Unexpected stimulation of CH4 emissions under continuous no-tillage system in mono-rice paddy soils during cultivation

- We investigated the effect of no-tillage on CH4 emissions in rice field.
- No-tillage decreased CH4 emission at the initial years after installation.
- Labile SOC concentration increased in no-tillage with the lapse of years.
- Continuous no-tillage management increased CH4 emission than conventional tillage.
- Rice yield do not significantly differ between conventional and no-tillage systems.

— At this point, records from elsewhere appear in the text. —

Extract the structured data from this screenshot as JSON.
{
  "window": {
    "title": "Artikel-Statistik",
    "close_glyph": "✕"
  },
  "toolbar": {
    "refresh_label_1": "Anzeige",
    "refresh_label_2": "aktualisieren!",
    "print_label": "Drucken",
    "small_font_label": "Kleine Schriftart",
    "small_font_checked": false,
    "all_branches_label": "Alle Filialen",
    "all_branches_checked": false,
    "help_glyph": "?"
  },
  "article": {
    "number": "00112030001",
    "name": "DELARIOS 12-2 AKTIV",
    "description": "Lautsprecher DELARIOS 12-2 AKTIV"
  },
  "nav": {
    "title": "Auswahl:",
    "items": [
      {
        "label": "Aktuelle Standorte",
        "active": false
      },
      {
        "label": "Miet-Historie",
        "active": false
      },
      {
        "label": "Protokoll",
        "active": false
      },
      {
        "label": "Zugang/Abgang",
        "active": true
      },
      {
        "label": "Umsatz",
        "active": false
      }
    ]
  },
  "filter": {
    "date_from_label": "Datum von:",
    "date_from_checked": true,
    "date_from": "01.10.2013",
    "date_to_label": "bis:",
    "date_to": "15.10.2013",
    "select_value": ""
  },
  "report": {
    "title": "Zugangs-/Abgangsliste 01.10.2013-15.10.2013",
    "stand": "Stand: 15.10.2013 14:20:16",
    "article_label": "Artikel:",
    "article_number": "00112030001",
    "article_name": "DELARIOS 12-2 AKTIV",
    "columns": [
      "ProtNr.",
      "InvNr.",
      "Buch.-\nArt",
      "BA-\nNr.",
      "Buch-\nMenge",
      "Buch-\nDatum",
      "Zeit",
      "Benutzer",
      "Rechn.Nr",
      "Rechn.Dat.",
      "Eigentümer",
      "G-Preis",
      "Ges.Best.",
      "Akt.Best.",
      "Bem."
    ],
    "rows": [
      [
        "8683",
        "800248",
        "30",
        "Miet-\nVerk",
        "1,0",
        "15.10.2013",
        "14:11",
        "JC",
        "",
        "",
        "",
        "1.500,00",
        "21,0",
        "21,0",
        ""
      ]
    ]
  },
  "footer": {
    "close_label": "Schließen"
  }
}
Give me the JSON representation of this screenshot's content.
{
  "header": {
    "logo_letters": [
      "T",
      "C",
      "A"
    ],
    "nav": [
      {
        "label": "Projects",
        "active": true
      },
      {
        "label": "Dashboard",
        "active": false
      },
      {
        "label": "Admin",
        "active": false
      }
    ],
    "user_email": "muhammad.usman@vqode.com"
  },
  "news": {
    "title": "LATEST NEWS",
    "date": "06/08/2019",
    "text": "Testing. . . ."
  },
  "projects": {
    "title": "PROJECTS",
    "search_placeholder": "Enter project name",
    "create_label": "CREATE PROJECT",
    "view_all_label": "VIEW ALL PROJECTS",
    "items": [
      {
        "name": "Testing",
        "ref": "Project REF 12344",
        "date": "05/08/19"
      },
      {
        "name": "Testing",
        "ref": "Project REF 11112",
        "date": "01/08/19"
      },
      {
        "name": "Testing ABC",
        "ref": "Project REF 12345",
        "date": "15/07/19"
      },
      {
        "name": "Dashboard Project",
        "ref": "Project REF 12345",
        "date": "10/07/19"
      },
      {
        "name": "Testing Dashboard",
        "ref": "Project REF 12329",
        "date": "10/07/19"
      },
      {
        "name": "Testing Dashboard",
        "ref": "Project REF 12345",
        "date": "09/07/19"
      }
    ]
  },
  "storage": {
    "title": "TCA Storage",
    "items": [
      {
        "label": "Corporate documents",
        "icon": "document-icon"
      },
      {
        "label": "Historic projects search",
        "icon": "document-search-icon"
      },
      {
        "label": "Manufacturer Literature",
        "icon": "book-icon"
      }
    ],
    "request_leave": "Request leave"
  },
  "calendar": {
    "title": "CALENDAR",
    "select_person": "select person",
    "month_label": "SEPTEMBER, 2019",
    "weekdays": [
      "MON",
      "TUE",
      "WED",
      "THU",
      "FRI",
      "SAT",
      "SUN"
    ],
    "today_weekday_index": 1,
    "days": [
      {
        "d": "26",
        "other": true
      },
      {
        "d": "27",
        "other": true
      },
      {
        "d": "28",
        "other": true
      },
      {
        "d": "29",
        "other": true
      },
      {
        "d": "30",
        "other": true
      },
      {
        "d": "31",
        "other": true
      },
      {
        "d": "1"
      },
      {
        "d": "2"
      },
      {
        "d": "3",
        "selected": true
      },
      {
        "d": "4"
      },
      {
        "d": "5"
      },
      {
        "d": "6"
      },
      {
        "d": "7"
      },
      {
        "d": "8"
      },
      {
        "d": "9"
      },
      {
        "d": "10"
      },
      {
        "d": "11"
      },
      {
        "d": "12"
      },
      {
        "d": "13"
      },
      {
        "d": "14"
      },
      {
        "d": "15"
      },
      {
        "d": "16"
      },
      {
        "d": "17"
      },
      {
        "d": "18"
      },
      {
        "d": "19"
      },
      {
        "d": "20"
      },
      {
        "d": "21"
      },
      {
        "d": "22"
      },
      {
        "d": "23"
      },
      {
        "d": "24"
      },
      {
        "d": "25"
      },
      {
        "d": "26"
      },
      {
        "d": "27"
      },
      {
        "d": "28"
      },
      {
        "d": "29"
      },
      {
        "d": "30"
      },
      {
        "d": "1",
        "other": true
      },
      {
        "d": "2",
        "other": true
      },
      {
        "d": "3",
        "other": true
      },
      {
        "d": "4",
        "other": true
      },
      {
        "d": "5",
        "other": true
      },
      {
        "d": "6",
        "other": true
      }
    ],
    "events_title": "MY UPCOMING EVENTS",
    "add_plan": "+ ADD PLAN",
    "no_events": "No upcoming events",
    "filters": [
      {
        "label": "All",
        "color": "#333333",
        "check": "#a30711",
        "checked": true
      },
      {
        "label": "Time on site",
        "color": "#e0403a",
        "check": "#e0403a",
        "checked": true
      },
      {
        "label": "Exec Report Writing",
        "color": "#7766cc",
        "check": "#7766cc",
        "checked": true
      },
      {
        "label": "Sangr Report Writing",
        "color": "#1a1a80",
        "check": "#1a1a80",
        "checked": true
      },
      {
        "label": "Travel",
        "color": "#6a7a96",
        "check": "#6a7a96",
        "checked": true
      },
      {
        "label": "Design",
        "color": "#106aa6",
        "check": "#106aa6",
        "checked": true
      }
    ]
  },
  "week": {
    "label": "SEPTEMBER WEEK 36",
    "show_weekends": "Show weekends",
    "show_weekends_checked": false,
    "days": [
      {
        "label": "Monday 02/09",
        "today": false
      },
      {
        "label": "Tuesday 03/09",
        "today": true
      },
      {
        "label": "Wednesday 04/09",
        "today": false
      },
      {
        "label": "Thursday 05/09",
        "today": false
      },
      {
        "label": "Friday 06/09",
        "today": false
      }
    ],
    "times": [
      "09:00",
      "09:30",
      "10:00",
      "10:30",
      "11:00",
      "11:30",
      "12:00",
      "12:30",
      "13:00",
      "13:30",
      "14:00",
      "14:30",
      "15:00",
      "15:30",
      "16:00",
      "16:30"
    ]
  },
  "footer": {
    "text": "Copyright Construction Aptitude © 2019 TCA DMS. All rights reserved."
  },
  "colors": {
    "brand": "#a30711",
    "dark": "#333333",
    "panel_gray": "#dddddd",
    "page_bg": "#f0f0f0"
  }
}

No-tillage (NT) is known as an effective method of soil management that has the potential to increase soil organic carbon (SOC) accumulation in arable lands. Unlike upland soils, the increase of SOC accumulation in paddy soils under continuous NT is likely to increase methane (CH4) emissions during rice cultivation. However, the interaction between the SOC accumulation and CH4 emission characteristics associated with continuous NT in rice paddies has not been well elucidated. To investigate the effects of continuous NT on SOC accumulation and CH4 emissions, conventional tillage (CT) and NT plots were installed in a typical mono-rice paddy soil classified as a fine-silty, mixed, nonacid mesic Typic endoaquept in the southern part of the Korean peninsula in 2007. In the 1st, 2nd and 5th years after installation, the CH4 emission patterns were characterised during rice cultivation and rice grain yield and soil properties were investigated at the harvesting stage. Compared with CT (381 - 363 kg CH4 ha-1), NT effectively decreased total CH4 fluxes by approx. 20-27% in the 1st and 2nd years (279 - 291 kg CH4 ha-1) after installation. However, a much higher CH4 flux (approx. 36%) was observed in the NT (385 kg CH4 ha-1) than the CT (287 kg CH4 ha-1) plots in the 5th year. The SOC content in the NT plots clearly increased over the study years (14.5 - 15.6 g kg-1) compared with that under CT (14.4 - 14.3 g kg-1) which did not change significantly during the study period. Similar to the increase of the SOC content observed under NT, the concentrations of labile C forms such as water-extractable C (WEC) and hot water-extractable C (HWEC) and labile C availability in the surface soil dramatically increased over the study years, which may have increased mcrA gene copies as a methanogen population abundance (5.7 × 106mcrA gene copy number g-1 soil) and CH4 production potentials in the 5th year compared with CT (4.2 × 106mcrA gene copy number g-1 soil). Rice productivity was slightly lower in the NT than the CT treatment, though this difference was not statistically significant across the study years. These findings led to the conclusion that because continuous NT can increase CH4 emissions during rice cultivation under flooded paddy soil conditions due to the increased availability of labile forms of SOC, therefore, other soil management regimes that can decrease CH4 emissions, such an intermittent drainage, should be introduced along with continuous no-tillage.